Потом был старательно и любовно приготовленный ужин. Чумаков давно отвык от вкусной домашней еды, от красивой посуды, накрахмаленных салфеток в вазочке — ни первая, ни вторая жена не баловали его домашним уютом. Из своей спартанской жизни он вдруг окунулся в спокойный, размеренный домашний быт, его разморило от сытой пищи, хорошего вина, духоты, он вышел в сад, — закурил, вглядываясь в быстро надвигающуюся темень южной ночи, где-то рядом плескалось озеро, сдержанно гудел завод, незнакомая птица мягко прошелестела крыльями.
«Ну и занесло меня, — улыбнулся про себя Чумаков. — Совсем другая жизнь… А что, может быть, и останусь здесь навсегда. Привыкну, освоюсь, забуду Галю. Свежие персики по утрам, теплое озеро, добрая умная женщина, славный сынишка. Буду гонять голубей, ловить рыбу, а работу найду всегда…»
Валентина пожелала ему спокойной ночи и ушла в другую комнату. Он лежал на белейшей простыне, смотрел в потолок и раздумывал вот над чем: ждет она его или нет? Встать, пройти крадучись в ее комнату, осторожно присесть на краешек кровати и дотронуться до плеча… А если она обидится и прогонит его? А если наоборот — не спит и ждет от него первого шага? Он прикидывал про себя так и эдак, пока не разозлился.
«Мужик я или не мужик? Ведь не ей же первой приходить?»
Тогда он встал и, морщась от звука скрипучих половиц, открыл дверь в ее спальню.
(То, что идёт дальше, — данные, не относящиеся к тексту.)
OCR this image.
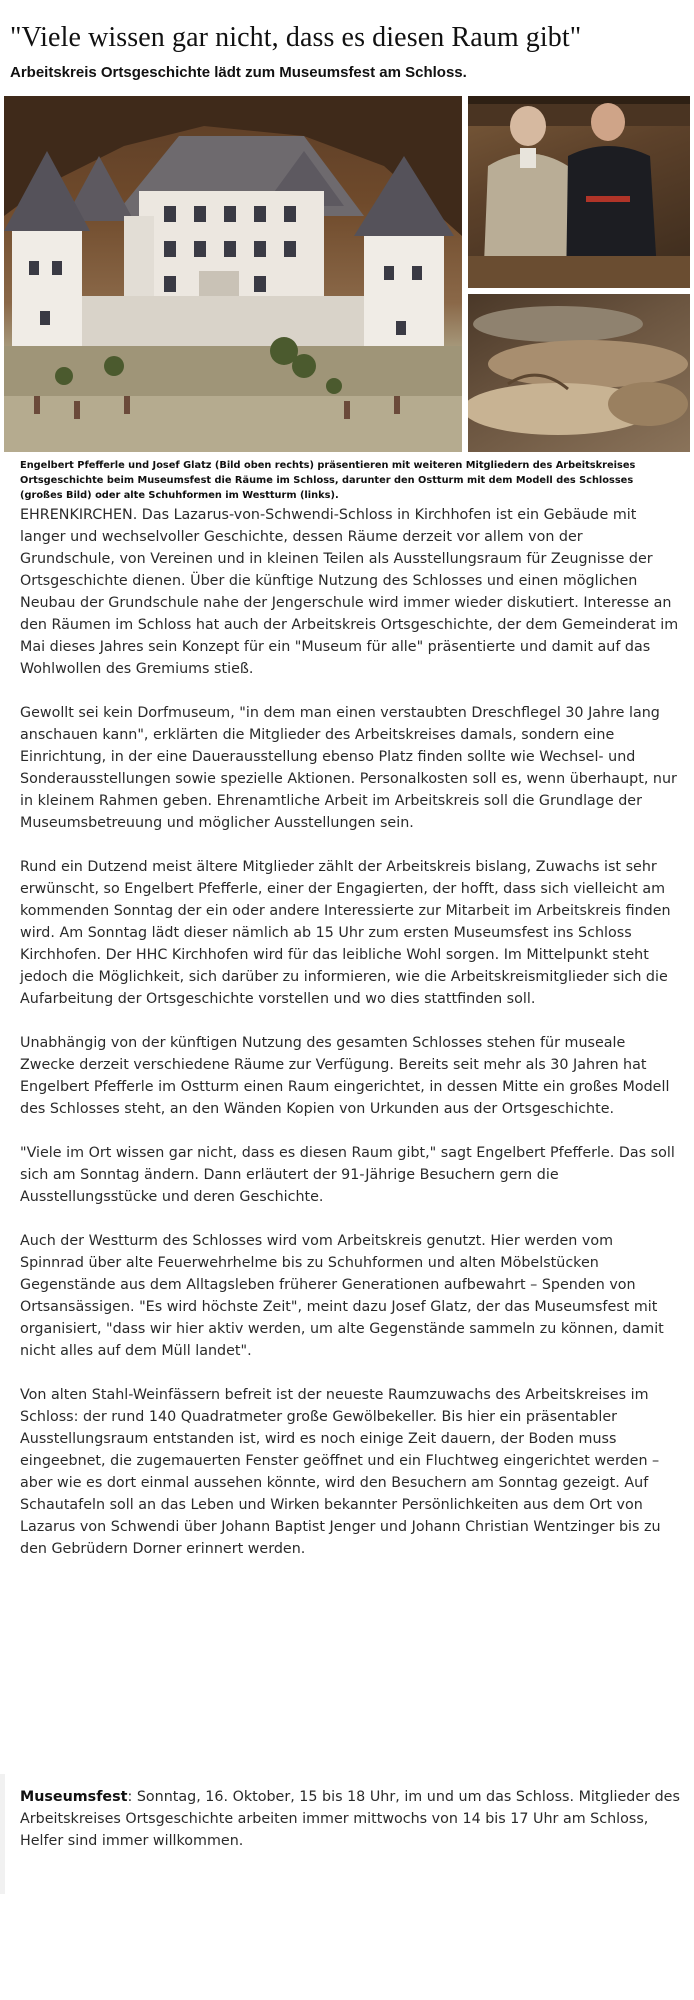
"Viele wissen gar nicht, dass es diesen Raum gibt"
Arbeitskreis Ortsgeschichte lädt zum Museumsfest am Schloss.

Engelbert Pfefferle und Josef Glatz (Bild oben rechts) präsentieren mit weiteren Mitgliedern des Arbeitskreises Ortsgeschichte beim Museumsfest die Räume im Schloss, darunter den Ostturm mit dem Modell des Schlosses (großes Bild) oder alte Schuhformen im Westturm (links).

EHRENKIRCHEN. Das Lazarus-von-Schwendi-Schloss in Kirchhofen ist ein Gebäude mit langer und wechselvoller Geschichte, dessen Räume derzeit vor allem von der Grundschule, von Vereinen und in kleinen Teilen als Ausstellungsraum für Zeugnisse der Ortsgeschichte dienen. Über die künftige Nutzung des Schlosses und einen möglichen Neubau der Grundschule nahe der Jengerschule wird immer wieder diskutiert. Interesse an den Räumen im Schloss hat auch der Arbeitskreis Ortsgeschichte, der dem Gemeinderat im Mai dieses Jahres sein Konzept für ein "Museum für alle" präsentierte und damit auf das Wohlwollen des Gremiums stieß.

Gewollt sei kein Dorfmuseum, "in dem man einen verstaubten Dreschflegel 30 Jahre lang anschauen kann", erklärten die Mitglieder des Arbeitskreises damals, sondern eine Einrichtung, in der eine Dauerausstellung ebenso Platz finden sollte wie Wechsel- und Sonderausstellungen sowie spezielle Aktionen. Personalkosten soll es, wenn überhaupt, nur in kleinem Rahmen geben. Ehrenamtliche Arbeit im Arbeitskreis soll die Grundlage der Museumsbetreuung und möglicher Ausstellungen sein.

Rund ein Dutzend meist ältere Mitglieder zählt der Arbeitskreis bislang, Zuwachs ist sehr erwünscht, so Engelbert Pfefferle, einer der Engagierten, der hofft, dass sich vielleicht am kommenden Sonntag der ein oder andere Interessierte zur Mitarbeit im Arbeitskreis finden wird. Am Sonntag lädt dieser nämlich ab 15 Uhr zum ersten Museumsfest ins Schloss Kirchhofen. Der HHC Kirchhofen wird für das leibliche Wohl sorgen. Im Mittelpunkt steht jedoch die Möglichkeit, sich darüber zu informieren, wie die Arbeitskreismitglieder sich die Aufarbeitung der Ortsgeschichte vorstellen und wo dies stattfinden soll.

Unabhängig von der künftigen Nutzung des gesamten Schlosses stehen für museale Zwecke derzeit verschiedene Räume zur Verfügung. Bereits seit mehr als 30 Jahren hat Engelbert Pfefferle im Ostturm einen Raum eingerichtet, in dessen Mitte ein großes Modell des Schlosses steht, an den Wänden Kopien von Urkunden aus der Ortsgeschichte.

"Viele im Ort wissen gar nicht, dass es diesen Raum gibt," sagt Engelbert Pfefferle. Das soll sich am Sonntag ändern. Dann erläutert der 91-Jährige Besuchern gern die Ausstellungsstücke und deren Geschichte.

Auch der Westturm des Schlosses wird vom Arbeitskreis genutzt. Hier werden vom Spinnrad über alte Feuerwehrhelme bis zu Schuhformen und alten Möbelstücken Gegenstände aus dem Alltagsleben früherer Generationen aufbewahrt – Spenden von Ortsansässigen. "Es wird höchste Zeit", meint dazu Josef Glatz, der das Museumsfest mit organisiert, "dass wir hier aktiv werden, um alte Gegenstände sammeln zu können, damit nicht alles auf dem Müll landet".

Von alten Stahl-Weinfässern befreit ist der neueste Raumzuwachs des Arbeitskreises im Schloss: der rund 140 Quadratmeter große Gewölbekeller. Bis hier ein präsentabler Ausstellungsraum entstanden ist, wird es noch einige Zeit dauern, der Boden muss eingeebnet, die zugemauerten Fenster geöffnet und ein Fluchtweg eingerichtet werden – aber wie es dort einmal aussehen könnte, wird den Besuchern am Sonntag gezeigt. Auf Schautafeln soll an das Leben und Wirken bekannter Persönlichkeiten aus dem Ort von Lazarus von Schwendi über Johann Baptist Jenger und Johann Christian Wentzinger bis zu den Gebrüdern Dorner erinnert werden.

Museumsfest: Sonntag, 16. Oktober, 15 bis 18 Uhr, im und um das Schloss. Mitglieder des Arbeitskreises Ortsgeschichte arbeiten immer mittwochs von 14 bis 17 Uhr am Schloss, Helfer sind immer willkommen.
Было темно и тихо. Он не знал, где находится ее кровать, и поэтому сказал шепотом:
— Валя, это я.
Щелкнул выключатель, загорелся ночник, Валентина приподняла голову и спокойно смотрела, как Чумаков подходит к ней и садится у изголовья.
— Пока не надо, — сказала она, — хорошо? Мы должны привыкнуть друг к другу.
— Хорошо, — облегченно улыбнулся Чумаков. — Не спится на новом месте. Давайте на «ты». Так легче.
— Ага, — сказала она, — легче.
Наутро они пошли к озеру. Пустыня подступала к берегам, среди песка росли кустики дурнишника с крупными колючками, на которые не стоило ступать ногой. Дорогу перебегали ящерицы, их маленькие змеиные тела приподнимались над землей, и казалось, что они бежали на цыпочках, чуть ли не на пуантах. Озеро походило на море; пляж изрыт стадами; песчаное дно; можно идти и идти от берега, а теплая вода лишь по грудь. Айдар плескался в озере, а они лежали рядом на горячем песке и перебрасывались короткими фразами. Чувство скованности не покидало Чумакова, он пытался шутить, но получалось натянуто и не смешно. Валентина тоже отмалчивалась, и Чумаков с грустью думал, что предыдущий опыт не научил его ничему, и что ни говори — каждый раз приходится начинать заново, искать свой путь к чужому человеку.